I fidgeted under the covers, antsy with guilt all over again. Sydney may get me to say otherwise, but I was never going to believe I wasn’t responsible for Mom’s death. I sat up and tried to slow my breathing, biting my lower lip.
“Syd,” I called out when she stepped out of the shower. “Why’d you do that? Why’d you make me remember? I am not going to repeat that mistake. It will never happen again.” I wiped a lingering tear.
“Babe.” She stepped back into the bedroom wrapped in a towel, her smooth, dark skin glistening with moisture. “I just think the juju can help with the guilt.”
I started to protest but flopped back onto my pillow when she continued.
“You know deep down that it wasn’t your fault, but you won’t acknowledge it.” She sat beside me on the bed, her own scar—“my Taliban tattoo,” she called it—highlighting her right biceps. “I just want you to be all of you, love.” She placed her hand over my heart, her kind, brown eyes locked on mine. “I know I can’t tell you how to grieve, but acknowledging anything—even this psychic stuff—has gotta be better than that unjustified guilt. It’s been almost a year.”
I knew she was trying to help, but the psychic thing was a step too far.
“Please. I am not psychic. And even if I had some…what do you and Jesse call it? Psychic intuition? It could never be reliable. It’s just a distraction.” I sat up again and hugged her. “No, love, don’t worry—this juju stuff’s not for me. Besides, it would never hold up in court. I’d be laughed off the witness stand. Nah…If Mom’s death taught me anything, it’s that we shouldn’t let the juju get in the way. And it won’t. I’ll call Carmen now. You’ll see. Joey’s fine.”
I dialed Carmen on speaker and heard road noise when she answered.
“Hey, mujer. Off to work already?” I tried to sound unconcerned, calling her “woman,” one of the terms we used for each other.
“Buenos días, comadre. Have a deposition downtown. Gotta get in early and kick some butt. My client waited until last night to tell me about another witness. Can you believe it? Chingado. What’s up?”

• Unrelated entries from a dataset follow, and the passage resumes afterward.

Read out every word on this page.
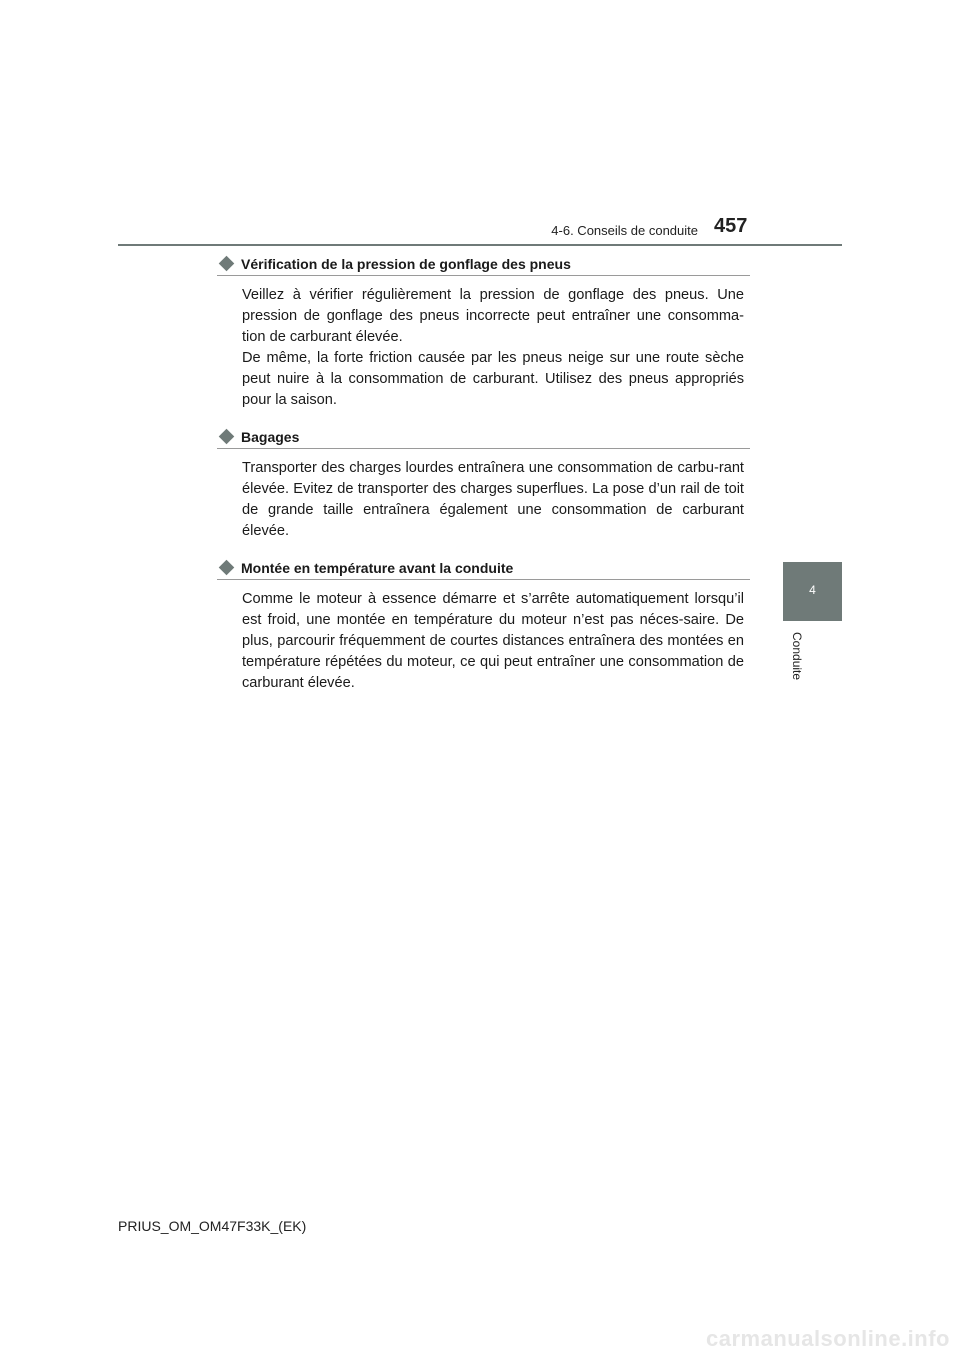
4-6. Conseils de conduite 457
4
Conduite
Vérification de la pression de gonflage des pneus

Veillez à vérifier régulièrement la pression de gonflage des pneus. Une pression de gonflage des pneus incorrecte peut entraîner une consomma-tion de carburant élevée.

De même, la forte friction causée par les pneus neige sur une route sèche peut nuire à la consommation de carburant. Utilisez des pneus appropriés pour la saison.

Bagages

Transporter des charges lourdes entraînera une consommation de carbu-rant élevée. Evitez de transporter des charges superflues. La pose d’un rail de toit de grande taille entraînera également une consommation de carburant élevée.

Montée en température avant la conduite

Comme le moteur à essence démarre et s’arrête automatiquement lorsqu’il est froid, une montée en température du moteur n’est pas néces-saire. De plus, parcourir fréquemment de courtes distances entraînera des montées en température répétées du moteur, ce qui peut entraîner une consommation de carburant élevée.

PRIUS_OM_OM47F33K_(EK)
carmanualsonline.info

“Um, just checking in on Joey’s party tomorrow.” The little white lie couldn’t hurt. “What time should we be there? What can we bring?”

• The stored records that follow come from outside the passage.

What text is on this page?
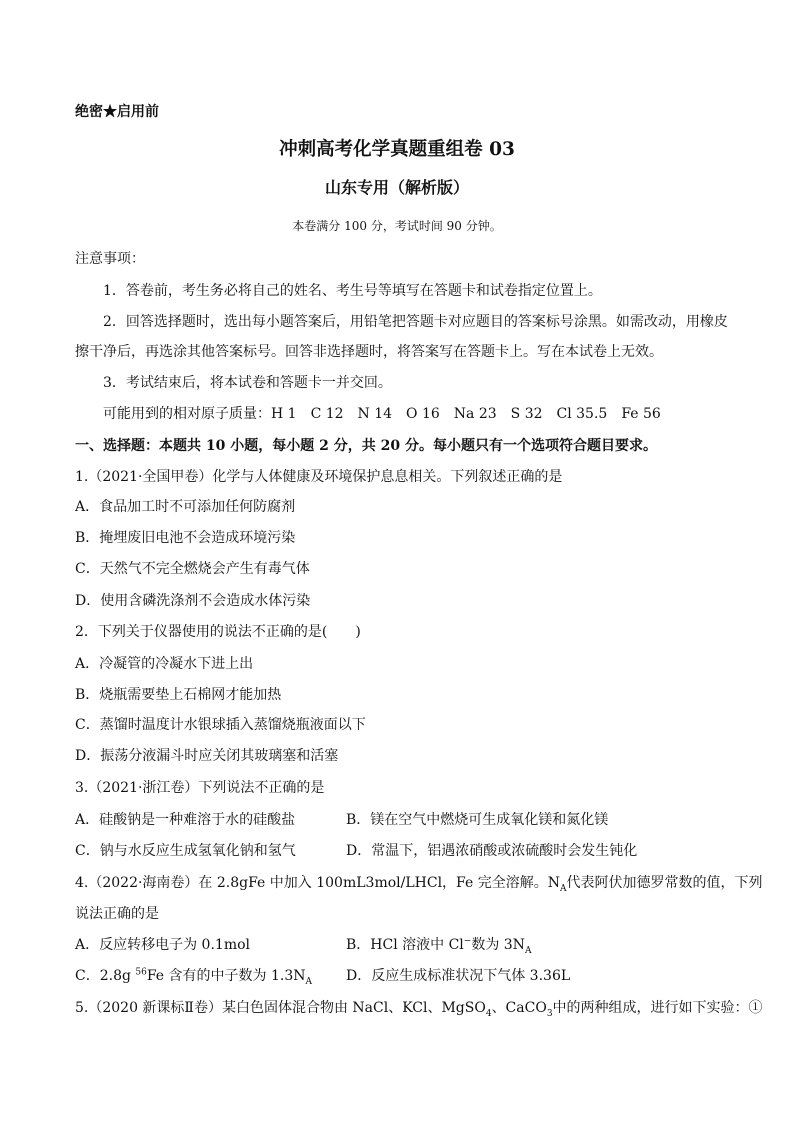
绝密★启用前
冲刺高考化学真题重组卷 03
山东专用（解析版）
本卷满分 100 分，考试时间 90 分钟。
注意事项：
1．答卷前，考生务必将自己的姓名、考生号等填写在答题卡和试卷指定位置上。
2．回答选择题时，选出每小题答案后，用铅笔把答题卡对应题目的答案标号涂黑。如需改动，用橡皮
擦干净后，再选涂其他答案标号。回答非选择题时，将答案写在答题卡上。写在本试卷上无效。
3．考试结束后，将本试卷和答题卡一并交回。
可能用到的相对原子质量：H 1　C 12　N 14　O 16　Na 23　S 32　Cl 35.5　Fe 56
一、选择题：本题共 10 小题，每小题 2 分，共 20 分。每小题只有一个选项符合题目要求。
1.（2021·全国甲卷）化学与人体健康及环境保护息息相关。下列叙述正确的是
A．食品加工时不可添加任何防腐剂
B．掩埋废旧电池不会造成环境污染
C．天然气不完全燃烧会产生有毒气体
D．使用含磷洗涤剂不会造成水体污染
2．下列关于仪器使用的说法不正确的是(　　)
A．冷凝管的冷凝水下进上出
B．烧瓶需要垫上石棉网才能加热
C．蒸馏时温度计水银球插入蒸馏烧瓶液面以下
D．振荡分液漏斗时应关闭其玻璃塞和活塞
3.（2021·浙江卷）下列说法不正确的是
A．硅酸钠是一种难溶于水的硅酸盐	B．镁在空气中燃烧可生成氧化镁和氮化镁
C．钠与水反应生成氢氧化钠和氢气	D．常温下，铝遇浓硝酸或浓硫酸时会发生钝化
4.（2022·海南卷）在 2.8gFe 中加入 100mL3mol/LHCl，Fe 完全溶解。$N_A$代表阿伏加德罗常数的值，下列
说法正确的是
A．反应转移电子为 0.1mol	B．HCl 溶液中 Cl−数为 $3N_A$
C．2.8g $^{56}$Fe 含有的中子数为 $1.3N_A$ D．反应生成标准状况下气体 3.36L
5.（2020 新课标Ⅱ卷）某白色固体混合物由 NaCl、KCl、MgSO$_4$、CaCO$_3$中的两种组成，进行如下实验：①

“Ah, you’ve turned into your mother, Yolanda.” I felt her smile through the phone. “She would never arrive to a party empty-handed.”

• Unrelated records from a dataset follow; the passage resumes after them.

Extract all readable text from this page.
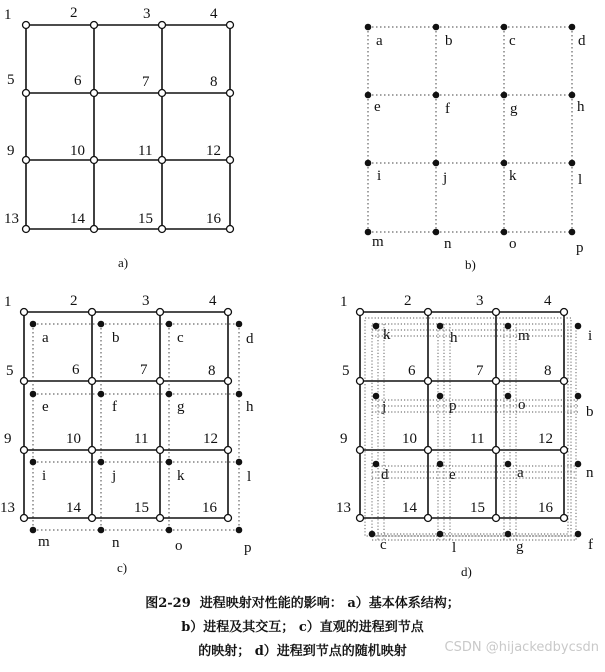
1	2	3	4
5	6	7	8
9	10	11	12
13	14	15	16
a)
a	b	c	d
e	f	g	h
i	j	k	l
m	n	o	p
b)
1	2	3	4
5	6	7	8
9	10	11	12
13	14	15	16
a	b	c	d
e	f	g	h
i	j	k	l
m	n	o	p
c)
1	2	3	4
5	6	7	8
9	10	11	12
13	14	15	16
k	h	m	i
j	p	o	b
d	e	a	n
c	l	g	f
d)
图2-29  进程映射对性能的影响： a）基本体系结构；
b）进程及其交互； c）直观的进程到节点
的映射； d）进程到节点的随机映射	CSDN @hijackedbycsdn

“No Ávila would. What can I say?”
“Well, now that you mention it, how about your potato salad? Or Sydney’s awesome mac and cheese? Either would be fine. Say one o’clock? Joey’ll be getting hyper before the party and you and Sydney are so good with him.”
“Carbs and entertainment for a six-year-old. You got it. Good luck with the depo.”
“Gracias, mujer.”
We hung up, and I raised my eyebrows at Sydney, feeling justified. She gave a curt nod.
“You’ll still be careful today, right?” she said, standing up.
“Absolutely!” I jumped out of bed, pretending to feel much better about the rest of my day. I knew it would take most of it to shake off the resurfaced guilt. I’d done it before. All it took was concentrating on my work, keeping busy. The thought made me feel a little better—perhaps prematurely.